To verify whether the betweenness centrality of co-authorship networks composed of academic literature databases is a useful index for quantitative and widely covered evaluations of promising young researchers, we analyzed the betweenness centrality of JSPS Research Fellows who were previously evaluated as promising according to a JSPS peer review process and who showed characteristics of time series variation with the h-index.

The betweenness centrality of the group assessed by JSPS as promising young researchers was compared to the centrality of a general group of researchers. We clarified that the former has a high probability of being positioned at the top as a result of their first academic publication, and that a growth curve applies that increases at an accelerated rate in the first few years. In addition, whereas citation-based indexes such as the h-index indicate the impact of research results in a lagging manner, the betweenness centrality of co-authorship networks is an index that can be measured simultaneously with the publication of papers. Therefore, when the above two groups of researchers were evaluated with the betweenness centrality, differences between the two groups could be observed at earlier stages than evaluations with the h-index. The betweenness centrality of co-authorship networks was thus shown to be an index that can evaluate researchers ahead of the h-index. Furthermore, we demonstrated that if co-authorship information is obtained over approximately 4 years, we can extract from the database promising researchers whose h-index grows in the same way as a JSPS Research Fellow.

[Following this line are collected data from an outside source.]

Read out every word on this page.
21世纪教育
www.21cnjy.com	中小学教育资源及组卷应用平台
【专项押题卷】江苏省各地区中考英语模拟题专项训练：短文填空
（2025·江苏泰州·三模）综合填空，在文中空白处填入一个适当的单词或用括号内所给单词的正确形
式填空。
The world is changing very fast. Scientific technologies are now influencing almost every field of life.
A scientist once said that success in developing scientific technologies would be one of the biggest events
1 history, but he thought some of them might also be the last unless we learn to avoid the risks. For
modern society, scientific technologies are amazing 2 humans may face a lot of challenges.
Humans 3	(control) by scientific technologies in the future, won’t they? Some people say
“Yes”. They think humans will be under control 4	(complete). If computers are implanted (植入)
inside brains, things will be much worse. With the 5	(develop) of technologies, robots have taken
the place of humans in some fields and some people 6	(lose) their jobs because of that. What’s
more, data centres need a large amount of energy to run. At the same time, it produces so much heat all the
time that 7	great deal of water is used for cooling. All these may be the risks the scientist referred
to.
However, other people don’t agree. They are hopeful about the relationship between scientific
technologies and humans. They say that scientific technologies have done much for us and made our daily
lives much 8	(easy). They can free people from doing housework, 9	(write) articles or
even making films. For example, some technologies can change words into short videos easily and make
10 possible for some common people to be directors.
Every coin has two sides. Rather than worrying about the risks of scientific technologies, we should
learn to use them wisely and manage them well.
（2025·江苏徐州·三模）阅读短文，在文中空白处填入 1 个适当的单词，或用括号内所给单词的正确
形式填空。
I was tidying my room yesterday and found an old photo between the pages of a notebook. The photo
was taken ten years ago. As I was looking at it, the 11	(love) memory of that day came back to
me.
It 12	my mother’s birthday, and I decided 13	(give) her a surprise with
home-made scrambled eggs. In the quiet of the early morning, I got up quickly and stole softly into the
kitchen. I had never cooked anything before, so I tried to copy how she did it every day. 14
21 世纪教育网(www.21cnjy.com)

This paper focused on biology, where collaborative research is common. Given the increasing importance of collaboration in research activities such as open innovation and industry–academy cooperation, the betweenness centrality of co-authorship networks may be suitable for organizational research and interdisciplinary research such as bioengineering, bioinformatics or astrophysics. Consequently, it will be beneficial to conduct similar analyses in such research fields. Future developments include clarifying the causal relationship between changes to affiliated institutions and changes to the betweenness centrality of the co-authorship networks.